3. TERM OF AGREEMENT
This agreement shall extend for a period of 5 years upon the first transfer of assets into the private wealth structure, and extend for 5 years on each subsequent transfer, into the account of the Nation/Client.
4. RESPONSIBILITIES OF COMPANY
In consideration of the rights granted herein, the Company shall perform the following duties during the term of the Agreement:
- Actively pursue and use the Companies’ best efforts to obtain Funding for the Projects on the most favorable terms reasonably possible for the Nation/Client;
- Timely compile and complete all necessary paperwork and other submittals as requested or required by the Company;
- Communicate with and keep the Nation/Client informed of all material developments related to the Companies’ efforts to obtain Funding for the Project(s); and
- Perform all such other duties and services necessary in order to obtain Funding for the Projects.
5. CONFIDENTIALITY
The Parties to this Agreement shall not, in any fashion, form, or manner, either directly or indirectly:
1. Duplicate any non-public, business related information (“Confidential information”);
2. Use any Confidential Information other than solely for the benefit of the Parties involved; or
3. Permit a third party to use any Confidential Information in any manner.
6. EXPENSES
Nation/Client agrees to pay reasonable, customary, market rate necessary out-of-pocket expenses required by a Funder in connection with any commitment for Funding or the closing of a Funding, subject to prior approval of the Nation/Client. This does not include any legal fees for legal paperwork, such as a private placement memorandum or promissory note, which will be invoiced separately. No expenses will be due to Company if the Project does not get financed through the Company’s efforts.
7. INDEMNIFICATION
The Company and Nation/Client agree to defend, indemnify, and hold harmless the other Parties from and against any all third party claims that are based upon (a) a violation of law, (b) a violation of this Agreement, or (c) the violation of any third party’s rights.

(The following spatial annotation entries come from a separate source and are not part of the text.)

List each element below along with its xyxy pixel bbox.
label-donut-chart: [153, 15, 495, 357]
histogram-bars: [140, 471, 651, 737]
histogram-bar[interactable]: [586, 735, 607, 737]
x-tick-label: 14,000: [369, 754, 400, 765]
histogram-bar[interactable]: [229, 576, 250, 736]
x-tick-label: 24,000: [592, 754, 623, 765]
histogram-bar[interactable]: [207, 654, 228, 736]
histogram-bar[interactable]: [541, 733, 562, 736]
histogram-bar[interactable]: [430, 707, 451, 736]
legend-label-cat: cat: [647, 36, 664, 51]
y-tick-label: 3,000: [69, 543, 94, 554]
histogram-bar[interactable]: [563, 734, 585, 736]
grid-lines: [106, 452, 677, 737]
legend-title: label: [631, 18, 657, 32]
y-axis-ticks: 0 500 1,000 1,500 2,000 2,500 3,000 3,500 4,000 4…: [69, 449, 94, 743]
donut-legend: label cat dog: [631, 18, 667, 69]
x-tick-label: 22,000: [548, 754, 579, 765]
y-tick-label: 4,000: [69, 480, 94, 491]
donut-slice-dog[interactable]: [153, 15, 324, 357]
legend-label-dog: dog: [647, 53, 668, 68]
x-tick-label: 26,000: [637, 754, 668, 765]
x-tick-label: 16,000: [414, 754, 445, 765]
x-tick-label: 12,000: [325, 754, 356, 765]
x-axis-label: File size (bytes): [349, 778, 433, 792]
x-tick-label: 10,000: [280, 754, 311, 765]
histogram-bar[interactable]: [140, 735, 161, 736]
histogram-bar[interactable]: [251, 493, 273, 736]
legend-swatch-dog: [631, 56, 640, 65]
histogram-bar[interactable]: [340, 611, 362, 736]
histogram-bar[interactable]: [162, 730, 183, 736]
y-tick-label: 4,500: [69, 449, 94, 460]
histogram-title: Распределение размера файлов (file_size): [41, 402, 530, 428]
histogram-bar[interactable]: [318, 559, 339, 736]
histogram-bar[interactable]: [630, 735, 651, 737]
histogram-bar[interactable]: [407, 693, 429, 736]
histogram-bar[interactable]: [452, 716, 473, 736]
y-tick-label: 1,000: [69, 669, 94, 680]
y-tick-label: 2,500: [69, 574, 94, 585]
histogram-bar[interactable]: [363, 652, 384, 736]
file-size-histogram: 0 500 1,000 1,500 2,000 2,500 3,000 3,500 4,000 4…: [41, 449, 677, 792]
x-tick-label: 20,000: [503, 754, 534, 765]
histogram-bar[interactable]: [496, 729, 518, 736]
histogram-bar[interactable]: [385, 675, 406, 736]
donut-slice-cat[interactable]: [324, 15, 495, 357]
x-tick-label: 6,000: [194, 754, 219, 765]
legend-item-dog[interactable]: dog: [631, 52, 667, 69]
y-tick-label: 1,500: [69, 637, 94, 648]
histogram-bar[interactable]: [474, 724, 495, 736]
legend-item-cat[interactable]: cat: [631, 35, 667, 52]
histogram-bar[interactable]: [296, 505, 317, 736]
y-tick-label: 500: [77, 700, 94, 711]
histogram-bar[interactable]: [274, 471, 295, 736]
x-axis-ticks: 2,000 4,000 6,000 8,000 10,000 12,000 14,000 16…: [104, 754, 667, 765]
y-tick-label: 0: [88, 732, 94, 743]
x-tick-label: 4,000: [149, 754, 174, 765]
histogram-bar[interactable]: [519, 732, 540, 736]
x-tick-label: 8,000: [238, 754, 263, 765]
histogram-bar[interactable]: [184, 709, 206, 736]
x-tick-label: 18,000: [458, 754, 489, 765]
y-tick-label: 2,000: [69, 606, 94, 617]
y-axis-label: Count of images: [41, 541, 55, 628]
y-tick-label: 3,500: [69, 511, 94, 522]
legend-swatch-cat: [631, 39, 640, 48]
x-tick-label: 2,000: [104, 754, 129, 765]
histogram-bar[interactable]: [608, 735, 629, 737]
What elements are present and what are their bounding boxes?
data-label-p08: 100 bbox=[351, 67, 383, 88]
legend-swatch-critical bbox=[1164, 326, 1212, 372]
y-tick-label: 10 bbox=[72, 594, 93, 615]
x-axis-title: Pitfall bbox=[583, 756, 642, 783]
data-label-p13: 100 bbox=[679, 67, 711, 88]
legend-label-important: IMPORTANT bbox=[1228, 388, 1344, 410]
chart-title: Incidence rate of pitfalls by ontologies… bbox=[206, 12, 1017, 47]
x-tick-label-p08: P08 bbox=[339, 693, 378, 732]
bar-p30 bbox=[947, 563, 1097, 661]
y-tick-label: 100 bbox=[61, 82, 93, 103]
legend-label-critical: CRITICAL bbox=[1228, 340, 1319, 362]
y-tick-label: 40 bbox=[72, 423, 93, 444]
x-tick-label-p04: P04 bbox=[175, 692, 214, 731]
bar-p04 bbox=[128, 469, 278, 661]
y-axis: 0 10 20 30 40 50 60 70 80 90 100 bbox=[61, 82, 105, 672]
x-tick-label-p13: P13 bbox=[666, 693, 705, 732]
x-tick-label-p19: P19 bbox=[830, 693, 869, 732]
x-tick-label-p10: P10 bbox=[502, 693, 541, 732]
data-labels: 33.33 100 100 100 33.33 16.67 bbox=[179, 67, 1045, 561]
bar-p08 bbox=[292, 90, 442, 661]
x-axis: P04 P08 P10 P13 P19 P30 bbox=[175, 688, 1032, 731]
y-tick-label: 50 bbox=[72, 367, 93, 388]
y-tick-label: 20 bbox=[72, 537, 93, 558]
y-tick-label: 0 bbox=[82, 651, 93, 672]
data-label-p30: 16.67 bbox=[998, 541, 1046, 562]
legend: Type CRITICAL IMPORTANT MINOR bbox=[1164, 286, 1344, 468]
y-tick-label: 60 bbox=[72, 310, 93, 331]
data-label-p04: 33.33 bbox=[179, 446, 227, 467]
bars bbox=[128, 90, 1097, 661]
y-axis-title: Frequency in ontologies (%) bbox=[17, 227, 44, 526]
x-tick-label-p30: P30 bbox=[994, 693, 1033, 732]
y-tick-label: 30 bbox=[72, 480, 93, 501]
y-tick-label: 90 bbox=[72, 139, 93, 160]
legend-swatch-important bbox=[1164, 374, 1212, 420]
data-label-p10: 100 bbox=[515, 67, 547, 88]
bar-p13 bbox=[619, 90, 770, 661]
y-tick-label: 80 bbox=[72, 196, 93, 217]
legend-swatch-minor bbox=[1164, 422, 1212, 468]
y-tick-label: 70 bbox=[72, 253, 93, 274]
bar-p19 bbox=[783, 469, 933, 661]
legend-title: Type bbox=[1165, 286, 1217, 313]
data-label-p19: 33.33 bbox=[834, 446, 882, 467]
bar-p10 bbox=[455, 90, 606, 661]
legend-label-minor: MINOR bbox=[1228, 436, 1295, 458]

8. NO MODIFICATION UNLESS INWRITING
No modification of this Agreement shall be valid unless in writing and signed by the Parties.
9. INTEGRATION
This Agreement constitutes the entire agreement between the Parties hereto and supersedes any prior oral or written agreements or understanding.
10. GOVERNING LAW
This Agreement shall be subject to and governed by the internal laws of the State of Montana without regard to principles of choice of law. The Parties hereto each agree that all disputes arising hereunder shall be tried in the federal and state courts located in Montana, and each party hereby agrees to submit to the exclusive jurisdiction of those courts and waives any right to trial by jury.